To be the son of Zeus and then to be the only one educated by Zeus is praise that cannot be exceeded. For this verse, “was king in the ninth season, having converse with great Zeus” indicates that Minos was an [e] associate of Zeus. “Converses” are discussions, and someone who “has converse” is an associate in discussions. In other words, every nine years Minos would go into the Cave of Zeus, partly to learn and partly to demonstrate what he had learned from Zeus in the preceding ninth year. There are those who suppose that someone who “has converse” is a drinking and partying companion of Zeus, but one may use the following as
[320]
evidence that those who make this supposition talk nonsense. Of all the many human beings there are, Greeks and foreigners, none abstain from drinking sessions and the sort of partying there is when wine is present except Cretans and in second place Spartans, who have learned it from the Cretans. In Crete it is one of the laws Minos laid down that people are not to drink together to the point of drunkenness. And indeed it is clear that what he accepted as admirable he laid down as accepted practice [b] also for his own citizens. For Minos would surely not have accepted one thing but done something different from what he accepted, like a dishonest person. His form of association was as I say, through discourses for education into virtue. This is why he laid down for his own citizens those laws which have made Crete happy for all time, and Sparta from when she began to make use of them, because they are divine.

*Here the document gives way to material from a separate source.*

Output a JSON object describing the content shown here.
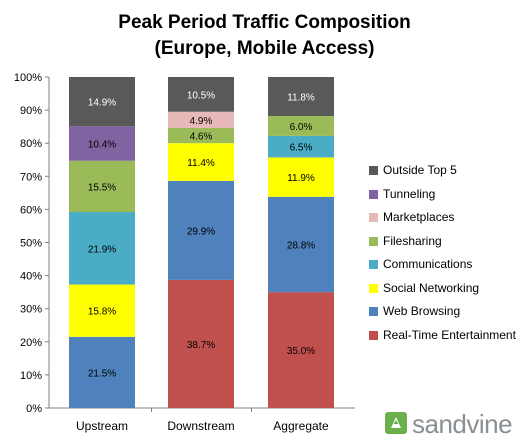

[c] Rhadamanthus was a good man: he had been educated by Minos. But he had been educated not in the art of kingship as a whole, but in one subsidiary to it, confined to presiding in law courts; that is why he was said to be a good judge. Minos used him as watcher over the law in the town, but Talos in the rest of Crete. Talos used to tour the villages three times a year, preserving a watch over the law in them by having the laws written on bronze tablets: this is why he was called “bronze.”